The Recipes

Poached Salmon and Barley Salad

I usually grill salmon because I love it medium rare and often forget about the lovely, gentle texture of poached salmon.  Tonight, I remembered.

Poached Salmon and Barley Salad


- 1 8-12 oz. salmon fillet
- 1 lemon, zested and juiced
- 1 c. white wine
- 1/2 c. olive oil, plus 2 T. for the vinaigrette
- 2 radishes, diced
- 1/2 c. barley, cooked to instructions
- 1/4 c. kalamata olives, finely chopped
- 3 sprigs thyme, leaves picked and chopped
- small handful fresh parsley, chopped
- 2 drizzles balsamic vinegar
- 1/2 c. lima beans, frozen or dried
- 2 T. dijon mustard

If you are using dried lima beans, soak them in water overnight.  When you are ready to cook, bring two pots of water to a boil, one for the barley and one for the lima beans.  Salt both pots.  To a high-sided skillet, bring the wine, 1/2 c. olive oil and enough water to eventually cover the salmon fillet to a boil.  Add the lemon zest and juice, and drop the halves into the water.  Salt the water.

The barley will likely take 12-15 minutes to cook; the lima beans will take approximately 8-10.  Start the barley first, then the lima beans, and finally, reduce your poaching liquid to a gentle simmer.  Add the salmon fillet and cover.  Cook for 7-8 minutes.
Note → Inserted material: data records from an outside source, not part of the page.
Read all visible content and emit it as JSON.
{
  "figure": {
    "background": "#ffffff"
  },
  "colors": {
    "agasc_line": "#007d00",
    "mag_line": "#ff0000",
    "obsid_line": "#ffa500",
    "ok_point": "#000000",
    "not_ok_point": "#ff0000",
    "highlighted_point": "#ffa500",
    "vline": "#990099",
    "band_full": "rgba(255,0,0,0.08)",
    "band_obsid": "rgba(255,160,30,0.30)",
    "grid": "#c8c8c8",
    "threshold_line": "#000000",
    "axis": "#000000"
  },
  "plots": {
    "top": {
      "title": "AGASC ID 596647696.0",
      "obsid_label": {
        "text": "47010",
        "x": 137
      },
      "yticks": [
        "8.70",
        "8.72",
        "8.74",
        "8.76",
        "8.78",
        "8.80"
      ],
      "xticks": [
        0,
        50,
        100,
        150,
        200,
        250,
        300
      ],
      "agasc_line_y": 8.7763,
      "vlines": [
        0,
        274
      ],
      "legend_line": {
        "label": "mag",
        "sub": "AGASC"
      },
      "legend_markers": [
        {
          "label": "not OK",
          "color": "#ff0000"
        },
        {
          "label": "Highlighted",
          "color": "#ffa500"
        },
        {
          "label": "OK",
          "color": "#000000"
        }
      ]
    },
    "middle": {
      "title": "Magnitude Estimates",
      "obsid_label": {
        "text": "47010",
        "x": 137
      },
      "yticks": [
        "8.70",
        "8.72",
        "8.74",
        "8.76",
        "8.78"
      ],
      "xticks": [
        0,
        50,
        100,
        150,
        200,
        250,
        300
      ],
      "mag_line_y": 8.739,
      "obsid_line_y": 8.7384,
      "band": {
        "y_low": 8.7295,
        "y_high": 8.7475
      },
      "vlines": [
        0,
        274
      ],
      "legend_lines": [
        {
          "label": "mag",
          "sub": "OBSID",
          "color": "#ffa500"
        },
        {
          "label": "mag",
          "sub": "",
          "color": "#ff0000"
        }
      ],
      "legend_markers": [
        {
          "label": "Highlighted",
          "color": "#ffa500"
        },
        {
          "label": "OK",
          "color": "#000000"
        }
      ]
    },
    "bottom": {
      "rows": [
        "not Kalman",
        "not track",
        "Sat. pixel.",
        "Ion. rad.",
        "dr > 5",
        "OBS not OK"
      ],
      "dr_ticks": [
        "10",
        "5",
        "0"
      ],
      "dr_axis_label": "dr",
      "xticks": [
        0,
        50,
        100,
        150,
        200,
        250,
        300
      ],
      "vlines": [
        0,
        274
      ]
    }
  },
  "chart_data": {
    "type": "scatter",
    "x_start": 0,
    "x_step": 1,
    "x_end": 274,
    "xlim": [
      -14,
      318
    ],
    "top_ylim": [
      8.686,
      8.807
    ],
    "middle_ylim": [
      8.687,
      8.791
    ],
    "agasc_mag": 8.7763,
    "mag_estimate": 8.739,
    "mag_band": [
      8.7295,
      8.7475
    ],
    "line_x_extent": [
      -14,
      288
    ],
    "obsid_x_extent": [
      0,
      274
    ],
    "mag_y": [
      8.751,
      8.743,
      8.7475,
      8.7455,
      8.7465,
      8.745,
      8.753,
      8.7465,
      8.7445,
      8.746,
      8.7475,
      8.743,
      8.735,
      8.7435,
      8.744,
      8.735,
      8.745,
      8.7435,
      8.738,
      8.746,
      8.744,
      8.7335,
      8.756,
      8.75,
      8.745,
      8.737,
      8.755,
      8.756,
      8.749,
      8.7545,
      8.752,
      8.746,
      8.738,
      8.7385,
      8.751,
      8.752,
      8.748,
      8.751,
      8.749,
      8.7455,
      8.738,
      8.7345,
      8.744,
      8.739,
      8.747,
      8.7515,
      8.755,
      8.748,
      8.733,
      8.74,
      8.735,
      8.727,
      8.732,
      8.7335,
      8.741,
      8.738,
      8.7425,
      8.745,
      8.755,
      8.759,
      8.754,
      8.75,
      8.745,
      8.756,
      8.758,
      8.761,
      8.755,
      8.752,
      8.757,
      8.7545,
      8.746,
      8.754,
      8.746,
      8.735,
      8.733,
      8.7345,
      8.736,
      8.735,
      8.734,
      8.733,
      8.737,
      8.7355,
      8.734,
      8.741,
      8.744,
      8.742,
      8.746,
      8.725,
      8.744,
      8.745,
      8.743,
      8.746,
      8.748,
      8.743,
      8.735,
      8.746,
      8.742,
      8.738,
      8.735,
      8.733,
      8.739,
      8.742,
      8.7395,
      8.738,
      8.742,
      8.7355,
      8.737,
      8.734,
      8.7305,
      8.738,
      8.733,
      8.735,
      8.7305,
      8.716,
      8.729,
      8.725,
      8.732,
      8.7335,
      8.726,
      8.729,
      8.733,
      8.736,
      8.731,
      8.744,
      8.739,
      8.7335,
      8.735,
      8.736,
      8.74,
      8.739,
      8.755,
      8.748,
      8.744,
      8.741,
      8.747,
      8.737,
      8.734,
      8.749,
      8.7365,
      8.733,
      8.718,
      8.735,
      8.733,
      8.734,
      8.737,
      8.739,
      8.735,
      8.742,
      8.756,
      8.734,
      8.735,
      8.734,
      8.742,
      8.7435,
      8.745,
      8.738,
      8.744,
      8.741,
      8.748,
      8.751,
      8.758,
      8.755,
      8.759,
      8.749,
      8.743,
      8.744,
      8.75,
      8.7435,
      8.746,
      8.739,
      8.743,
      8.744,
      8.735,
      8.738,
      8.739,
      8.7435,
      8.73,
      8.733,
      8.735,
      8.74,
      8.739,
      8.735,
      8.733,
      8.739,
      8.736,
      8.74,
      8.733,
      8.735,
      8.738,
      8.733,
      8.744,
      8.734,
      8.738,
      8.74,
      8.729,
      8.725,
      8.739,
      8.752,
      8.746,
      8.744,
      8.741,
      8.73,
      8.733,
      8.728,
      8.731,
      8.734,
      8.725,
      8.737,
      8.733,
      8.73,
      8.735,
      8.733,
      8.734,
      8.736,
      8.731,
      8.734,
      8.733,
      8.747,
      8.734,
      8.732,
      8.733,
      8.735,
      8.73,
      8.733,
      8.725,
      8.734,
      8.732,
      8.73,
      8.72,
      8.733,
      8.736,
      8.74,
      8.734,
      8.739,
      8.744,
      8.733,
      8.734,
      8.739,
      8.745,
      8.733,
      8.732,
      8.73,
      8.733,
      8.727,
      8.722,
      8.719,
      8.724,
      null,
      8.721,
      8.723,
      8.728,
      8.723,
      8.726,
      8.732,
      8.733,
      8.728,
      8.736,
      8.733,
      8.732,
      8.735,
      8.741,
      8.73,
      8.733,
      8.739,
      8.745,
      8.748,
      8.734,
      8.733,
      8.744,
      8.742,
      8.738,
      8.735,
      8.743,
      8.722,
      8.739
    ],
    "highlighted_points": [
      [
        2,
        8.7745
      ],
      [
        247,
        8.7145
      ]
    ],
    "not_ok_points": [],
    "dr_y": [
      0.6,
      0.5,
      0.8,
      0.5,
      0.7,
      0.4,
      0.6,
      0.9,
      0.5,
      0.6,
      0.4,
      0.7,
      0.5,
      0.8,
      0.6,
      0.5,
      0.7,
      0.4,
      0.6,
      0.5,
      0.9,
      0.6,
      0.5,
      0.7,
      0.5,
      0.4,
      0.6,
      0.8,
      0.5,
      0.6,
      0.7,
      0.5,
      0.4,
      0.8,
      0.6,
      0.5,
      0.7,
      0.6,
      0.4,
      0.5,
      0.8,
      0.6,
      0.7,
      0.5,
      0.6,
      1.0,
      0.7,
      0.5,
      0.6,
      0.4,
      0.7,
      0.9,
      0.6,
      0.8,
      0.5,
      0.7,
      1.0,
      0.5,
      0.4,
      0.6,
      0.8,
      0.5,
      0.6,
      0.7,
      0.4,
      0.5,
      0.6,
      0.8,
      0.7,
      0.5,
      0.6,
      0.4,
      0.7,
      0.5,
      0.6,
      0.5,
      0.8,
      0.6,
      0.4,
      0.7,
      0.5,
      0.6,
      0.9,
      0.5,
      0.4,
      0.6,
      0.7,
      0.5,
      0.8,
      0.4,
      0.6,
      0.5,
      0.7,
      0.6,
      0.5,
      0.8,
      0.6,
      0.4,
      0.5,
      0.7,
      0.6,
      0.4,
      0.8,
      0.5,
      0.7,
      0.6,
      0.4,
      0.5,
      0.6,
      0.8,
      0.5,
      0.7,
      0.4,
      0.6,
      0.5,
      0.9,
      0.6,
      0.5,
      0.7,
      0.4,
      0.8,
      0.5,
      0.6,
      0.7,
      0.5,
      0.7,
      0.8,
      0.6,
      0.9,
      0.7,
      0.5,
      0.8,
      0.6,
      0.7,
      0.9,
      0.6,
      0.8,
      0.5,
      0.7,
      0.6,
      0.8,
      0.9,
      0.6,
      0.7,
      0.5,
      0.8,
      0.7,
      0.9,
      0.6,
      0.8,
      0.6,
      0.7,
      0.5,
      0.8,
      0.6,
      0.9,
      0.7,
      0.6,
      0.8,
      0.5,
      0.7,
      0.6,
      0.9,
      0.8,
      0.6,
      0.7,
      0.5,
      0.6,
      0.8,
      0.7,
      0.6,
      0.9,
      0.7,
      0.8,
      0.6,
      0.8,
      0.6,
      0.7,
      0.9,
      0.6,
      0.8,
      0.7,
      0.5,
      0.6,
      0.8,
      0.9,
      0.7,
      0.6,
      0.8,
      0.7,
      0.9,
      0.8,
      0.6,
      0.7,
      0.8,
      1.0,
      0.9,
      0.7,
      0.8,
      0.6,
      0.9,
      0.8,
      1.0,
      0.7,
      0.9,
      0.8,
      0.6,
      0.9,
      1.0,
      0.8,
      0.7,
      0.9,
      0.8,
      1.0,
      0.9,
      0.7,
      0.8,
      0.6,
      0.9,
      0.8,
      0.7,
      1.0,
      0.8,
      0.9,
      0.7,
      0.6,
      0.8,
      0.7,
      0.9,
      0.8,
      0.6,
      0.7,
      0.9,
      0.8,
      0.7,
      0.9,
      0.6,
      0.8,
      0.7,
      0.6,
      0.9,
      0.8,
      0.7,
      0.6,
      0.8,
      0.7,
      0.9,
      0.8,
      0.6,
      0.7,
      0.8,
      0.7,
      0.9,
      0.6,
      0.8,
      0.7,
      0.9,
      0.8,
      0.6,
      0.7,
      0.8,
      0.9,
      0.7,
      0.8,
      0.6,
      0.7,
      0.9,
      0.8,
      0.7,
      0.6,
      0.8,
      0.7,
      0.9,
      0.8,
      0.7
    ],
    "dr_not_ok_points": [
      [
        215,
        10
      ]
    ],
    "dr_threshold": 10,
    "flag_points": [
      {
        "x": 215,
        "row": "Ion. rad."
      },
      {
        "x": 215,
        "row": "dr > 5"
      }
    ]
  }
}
While everything cooks, mix the olives with the balsamic vinegar and fresh thyme and parsley.  In another bowl, make a quick vinaigrette with the mustard, another glug of balsamic vinegar, 2 T. of olive oil, salt, and pepper.  Whisk together and toss in the radishes.  Drain the barley and lima beans and add them to the radishes and vinaigrette.  Stir to combine.

Plate the barley salad and remove the salmon.  Season the salmon with fresh-cracked black pepper and lay it over the barley salad.  Top with the olive mixture.